Accorsi was also responsible for drafting Osi Umenyiora, Chris Snee, Justin Tuck, Mathias Kiwanuka, and Brandon Jacobs, as well as signing Antonio Pierce, Kareem McKenzie, Plaxico Burress, and Fred Robbins as free agents. He hired former head coach Tom Coughlin after the dismissal of Jim Fassel following the 2003 season.

Accorsi expressed a desire to retire several times prior to the end of the 2006 season (stating the 2002 and 2005 seasons in particular). Insisting that the team still had quality talent that could be handled well for his successor, he retired at the close of the 2006 season. He was replaced by Jerry Reese.

Although not a member of the staff in 2007, Accorsi was given a Super Bowl ring after the Giants win against the New England Patriots in Super Bowl XLII.

As a general manager for three teams, Accorsi went 138–140–2.

==Consultant career==
On November 9, 2012, Accorsi was hired by the Carolina Panthers as a consultant after general manager Marty Hurney was fired.

On December 29, 2014, it was announced that Accorsi had been hired by the Chicago Bears as a consultant for their general manager search after Phil Emery was fired.
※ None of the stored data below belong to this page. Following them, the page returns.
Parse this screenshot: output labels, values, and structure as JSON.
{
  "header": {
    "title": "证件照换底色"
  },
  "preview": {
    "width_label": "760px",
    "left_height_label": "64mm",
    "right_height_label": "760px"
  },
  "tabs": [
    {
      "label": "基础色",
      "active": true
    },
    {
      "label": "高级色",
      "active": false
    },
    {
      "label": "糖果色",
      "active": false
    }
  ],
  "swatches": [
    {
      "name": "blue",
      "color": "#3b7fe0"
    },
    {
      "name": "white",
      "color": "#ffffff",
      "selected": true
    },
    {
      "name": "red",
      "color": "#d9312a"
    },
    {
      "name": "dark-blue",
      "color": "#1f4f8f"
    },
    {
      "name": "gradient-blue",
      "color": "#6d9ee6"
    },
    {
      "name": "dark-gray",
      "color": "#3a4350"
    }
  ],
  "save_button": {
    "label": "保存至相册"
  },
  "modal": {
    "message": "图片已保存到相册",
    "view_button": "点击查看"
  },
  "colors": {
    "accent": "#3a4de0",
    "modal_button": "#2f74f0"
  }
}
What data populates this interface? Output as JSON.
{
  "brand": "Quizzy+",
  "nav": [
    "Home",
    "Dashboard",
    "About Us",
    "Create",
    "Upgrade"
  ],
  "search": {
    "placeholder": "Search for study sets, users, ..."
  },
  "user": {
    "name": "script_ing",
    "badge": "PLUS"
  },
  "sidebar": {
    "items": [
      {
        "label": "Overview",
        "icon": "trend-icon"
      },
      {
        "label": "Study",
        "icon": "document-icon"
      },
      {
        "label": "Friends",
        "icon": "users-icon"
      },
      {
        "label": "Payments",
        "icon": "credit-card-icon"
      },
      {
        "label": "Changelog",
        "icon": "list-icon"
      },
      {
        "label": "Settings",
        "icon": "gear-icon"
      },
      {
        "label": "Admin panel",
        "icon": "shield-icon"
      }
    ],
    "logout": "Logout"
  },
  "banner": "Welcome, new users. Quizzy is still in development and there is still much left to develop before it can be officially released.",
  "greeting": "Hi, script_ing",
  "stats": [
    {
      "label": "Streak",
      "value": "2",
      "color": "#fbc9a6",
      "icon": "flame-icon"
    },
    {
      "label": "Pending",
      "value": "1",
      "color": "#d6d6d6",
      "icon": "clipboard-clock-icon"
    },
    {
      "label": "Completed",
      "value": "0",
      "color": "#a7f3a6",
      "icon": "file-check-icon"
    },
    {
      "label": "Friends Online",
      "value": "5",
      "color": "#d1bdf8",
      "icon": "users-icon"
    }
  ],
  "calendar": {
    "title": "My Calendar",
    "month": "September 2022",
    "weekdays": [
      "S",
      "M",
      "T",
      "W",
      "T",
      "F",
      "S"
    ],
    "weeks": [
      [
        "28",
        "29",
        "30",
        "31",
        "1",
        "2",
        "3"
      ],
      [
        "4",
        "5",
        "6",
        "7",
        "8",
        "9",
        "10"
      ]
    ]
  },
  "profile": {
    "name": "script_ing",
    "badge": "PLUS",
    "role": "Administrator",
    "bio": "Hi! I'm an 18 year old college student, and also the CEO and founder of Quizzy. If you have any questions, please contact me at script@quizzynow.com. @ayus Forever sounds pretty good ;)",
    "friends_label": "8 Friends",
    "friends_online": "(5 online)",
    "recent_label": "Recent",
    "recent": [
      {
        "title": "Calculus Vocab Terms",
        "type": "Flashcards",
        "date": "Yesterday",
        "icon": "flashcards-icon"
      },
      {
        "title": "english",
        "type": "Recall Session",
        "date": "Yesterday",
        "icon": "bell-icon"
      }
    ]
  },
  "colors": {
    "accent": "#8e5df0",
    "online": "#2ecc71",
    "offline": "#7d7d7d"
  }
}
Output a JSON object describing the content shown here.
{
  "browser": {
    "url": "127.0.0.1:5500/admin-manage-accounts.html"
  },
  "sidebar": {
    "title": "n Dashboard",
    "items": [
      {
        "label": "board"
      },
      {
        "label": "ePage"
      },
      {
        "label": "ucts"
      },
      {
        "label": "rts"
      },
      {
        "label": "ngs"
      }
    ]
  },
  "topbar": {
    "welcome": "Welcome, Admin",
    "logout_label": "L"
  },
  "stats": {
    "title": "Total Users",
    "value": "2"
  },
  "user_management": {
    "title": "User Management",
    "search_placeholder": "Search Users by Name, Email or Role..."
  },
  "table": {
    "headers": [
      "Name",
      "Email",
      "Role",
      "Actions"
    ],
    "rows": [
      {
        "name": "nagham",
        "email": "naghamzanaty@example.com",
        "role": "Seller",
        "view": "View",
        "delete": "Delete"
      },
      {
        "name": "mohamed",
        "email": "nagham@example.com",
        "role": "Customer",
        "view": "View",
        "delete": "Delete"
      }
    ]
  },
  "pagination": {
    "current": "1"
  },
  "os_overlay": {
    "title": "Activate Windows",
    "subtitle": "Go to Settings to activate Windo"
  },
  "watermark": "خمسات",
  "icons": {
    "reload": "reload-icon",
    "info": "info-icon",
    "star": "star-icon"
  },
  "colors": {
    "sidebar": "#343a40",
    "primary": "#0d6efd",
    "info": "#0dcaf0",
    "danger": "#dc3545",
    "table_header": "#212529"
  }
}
That search resulted in the hiring of Ryan Pace.

On November 25, 2015, Accorsi was named a consultant for the Detroit Lions' search for a new general manager.

Accorsi was named as a special adviser to the team on January 10, 2016, after he assisted the Lions in their search for general manager Bob Quinn.

On December 4, 2017, John Mara stated in a press conference that Accorsi would assist the New York Giants in hiring a replacement for former general manager Jerry Reese.

On January 9, 2019, Michael Bidwill stated in a press conference that Accorsi had assisted the Arizona Cardinals in hiring Kliff Kingsbury as head coach.

He was a member of the 13-person panel that selected the Top 100 Players in Giants history.

==Personal life and death==
Accorsi served as an analyst for the NFL Network coverage of the 2008 Senior Bowl.

Accorsi died in Camden, New Jersey, on September 19, 2026, at the age of 84.